I woke up to the smell of dinner; I got ready for work with the smell of dinner all around me; I came home to the smell of dinner. I've had just about enough of smelling dinner. But -- and this is where you come in, dear reader -- I don't know how to get rid of it.

I could open the windows. But then in spring, when people realize they haven't seen me for months, a neighbor will find my body frozen to the floor, my cold, dead fingers pinching my nose closed. It's cold here. So that's out.

I've thought about cooking up some of my holiday potpourri (sooooo nice smelling), but then my house will smell like dinner AND Christmas, and not in that cozy, warm I'm-about-to-eat-with-friends-and-family way, but in that stale, too-many-smells way, often experienced in the homes of women who wear housecoats, roll down their stockings to their ankles and keep unwrapped hard candy in their pockets.

Seriously, beautiful people, I need help here. I feel like I smell like tagine of chicken meslalla with homemade preserved lemons. Help!

On another note, just this very evening, my laptop stopped functioning as a laptop and has come to think of itself only as a desktop. Every time I unplug it, it dies. All I have to say is, WTF?! Dear readers, help on this too, please! The thing is brand new! Alas.
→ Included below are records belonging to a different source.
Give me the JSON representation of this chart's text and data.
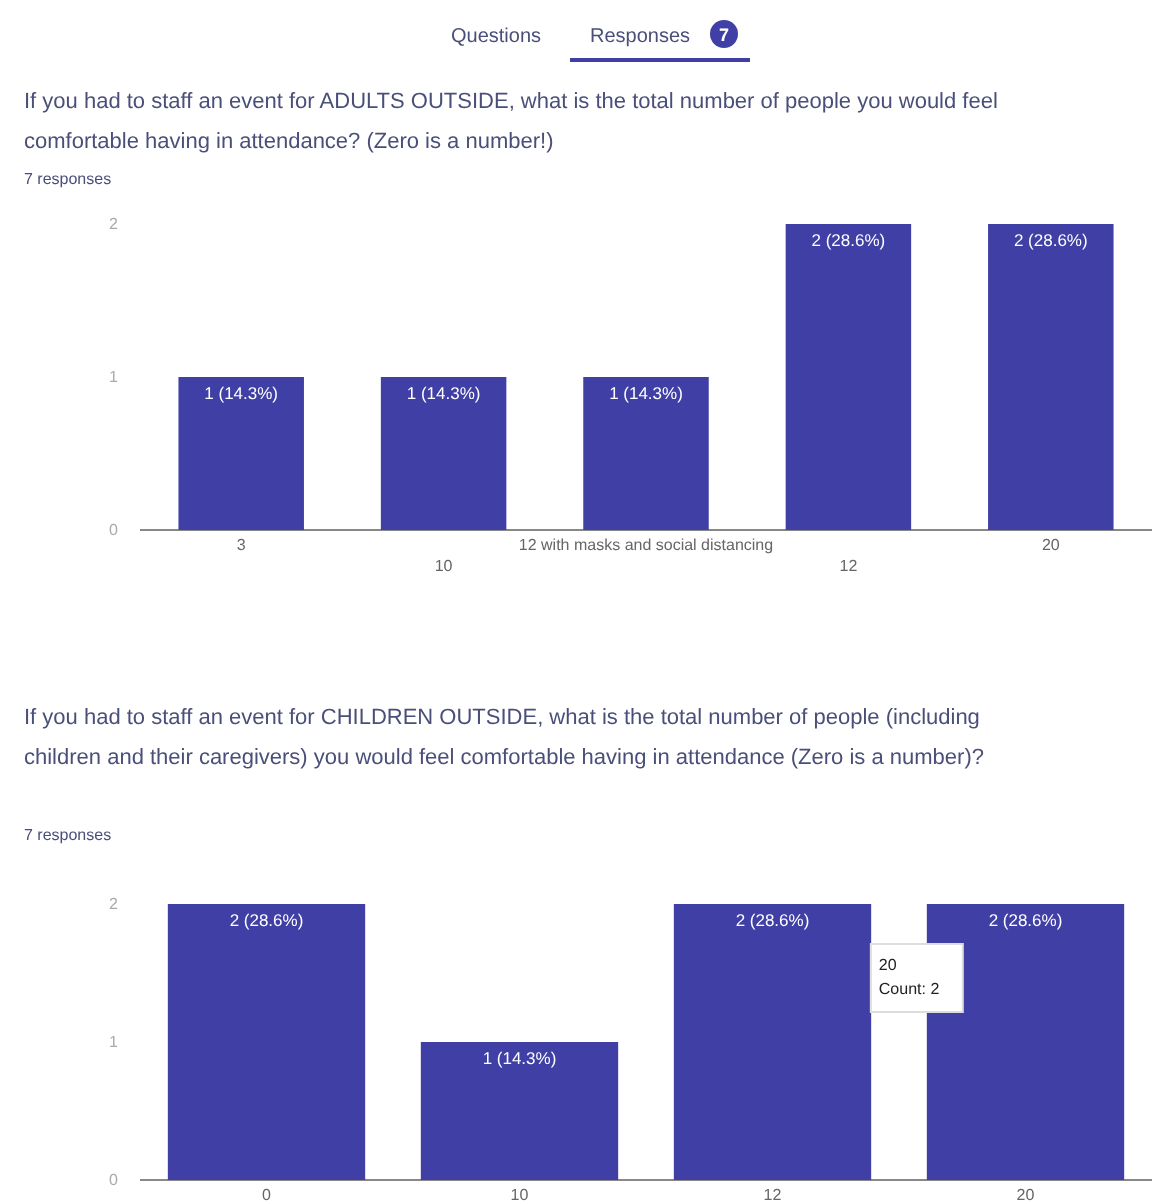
{
  "chart_data": [
    {
      "type": "bar",
      "title": "If you had to staff an event for ADULTS OUTSIDE, what is the total number of people you would feel comfortable having in attendance? (Zero is a number!)",
      "subtitle": "7 responses",
      "annotations": [
        "Questions",
        "Responses",
        "7"
      ],
      "categories": [
        "3",
        "10",
        "12 with masks and social distancing",
        "12",
        "20"
      ],
      "series": [
        {
          "color": "#3f3fa6",
          "values": [
            1,
            1,
            1,
            2,
            2
          ]
        }
      ],
      "value_labels": [
        "1 (14.3%)",
        "1 (14.3%)",
        "1 (14.3%)",
        "2 (28.6%)",
        "2 (28.6%)"
      ],
      "ylim": [
        0,
        2
      ],
      "yticks": [
        0,
        1,
        2
      ],
      "grid": false
    },
    {
      "type": "bar",
      "title": "If you had to staff an event for CHILDREN OUTSIDE, what is the total number of people (including children and their caregivers) you would feel comfortable having in attendance (Zero is a number)?",
      "subtitle": "7 responses",
      "annotations": [
        "20",
        "Count: 2"
      ],
      "categories": [
        "0",
        "10",
        "12",
        "20"
      ],
      "series": [
        {
          "color": "#3f3fa6",
          "values": [
            2,
            1,
            2,
            2
          ]
        }
      ],
      "value_labels": [
        "2 (28.6%)",
        "1 (14.3%)",
        "2 (28.6%)",
        "2 (28.6%)"
      ],
      "ylim": [
        0,
        2
      ],
      "yticks": [
        0,
        1,
        2
      ],
      "grid": false
    }
  ]
}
On still another note (this one's an E flat), doesn't the nice forest scene on my blog make you feel relaxed and happy? Yeah? I did that just for you.

Thursday, January 05, 2012

Soy Sauce!

I'm very sorry, dear readers, that I have not posted sooner, as I know you have been waiting with baited breath for my next installment. I sincerely hope your breath was only baited and not held, since you probably would have passed out by now. Side note: are baited breath and held breath the same things?

Anyway, it's tough to keep up with the blogging when you get home at 9 p.m. from work, and you're tired, and ohmygod, there's no soy sauce to go with the Trader Joe's pot stickers you just fried up because you're starving, and there's no real food, but there are inexplicably three (THREE!) bottles of worcestershire sauce in the fridge, even though you never cook anything that calls for worcestershire, and what exactly are they doing in the fridge to be multiplying like that?

So, you see, dear readers, my worcestershire sauce is possessed. That wasn't the original point of this blog, but it is now. Just something for y'all to think about. I will now try to concoct something in the kitchen that resembles something edible. G'night.